Thursday 26 July 2007

Back to schools of the future

I defy anyone not to want to give up the day job and become a teacher after meeting Anna Hassan.

Anna's been the head teacher of Millfields Community School in Hackney, East London for more than ten years.

It's a challenged area - more than 40 languages are spoken by the pupils and almost three quarters speak English as their second language.

The school was run down and dirty, staff morale was low and kids badly behaved. So she started doing small things that eventually made a bigger impact - cleaning up the staff room started to raise morale amongst teachers.

Then she tackled pupil behaviour by suggesting that teachers own negative attitude was a contributory factor. It caused a lot of arguements, but slowly the mood changed at the school with teachers and pupil behaviour improving. This then raised standards and pupil achievement. From being a school that some parents wouldn't touch with a barge pole, Millfields now has a 100 strong waiting list.

Millfields has pioneered the principle of the extended school - putting the school at the heart of the community.

Instead of just using the school for pupils between 8.30 and 3.30pm, everyone can use it. Mums can attend post natal classes, the toddlers go to the on-site children's centre and when they reach four, move to the nursery in the next room. Then at five, it's through anotehr door into the primary. This makes the transition between each absolutely seemless and a lot less stressful.

But it doesn't stop there - children can go to breakfast clubs and attend cheap after-school clubs where the can get a meal, have fun with art and more importantly, get looked after while their parents are away at work. Even the adults get a look in, using the schools rooms for everything from computer skills to help with numeracy and literacy. It's really a school for the community.

As you walk through Millfields, you see the difference that Anna's ethos of putting kids and learning at the heart of all decisions makes. The pupils are full of life but respectful, crying out "Hiya Anna" whenever she enters the room. One pupil loved Anna so much, she brought in a present - a lump of cannabis.

All schools will eventually be extended schools.

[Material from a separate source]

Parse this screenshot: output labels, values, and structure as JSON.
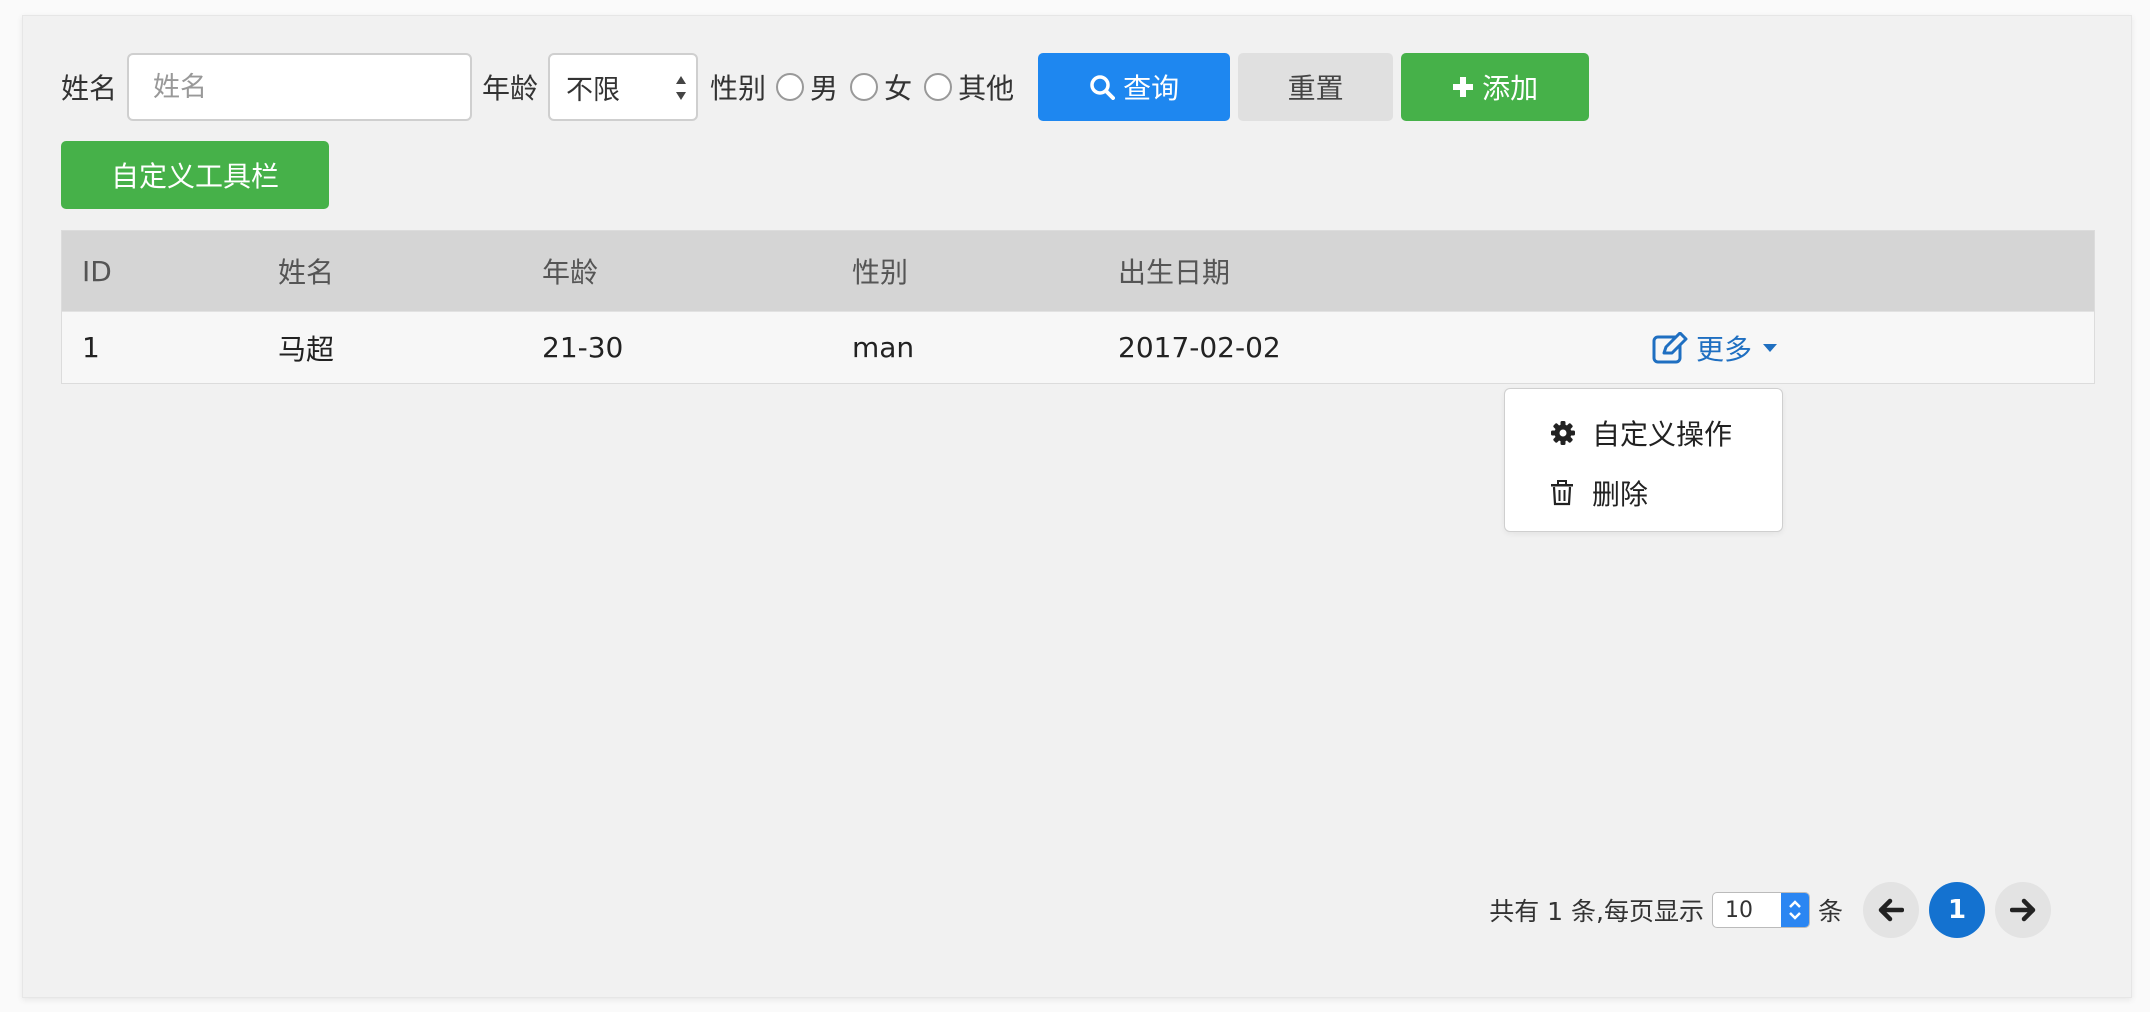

But to make them work will mean dealing with three key challenges: assessing the really needs in the community, finding the inspriational heads and teachers to run them and giving them the freedom to run the schools the best way they can, allowing them to do what they do best - teach.

If we really want social mobility, raise the aspirations of our kids and provide REAL ladders of opportunity, we need more heads like Anna.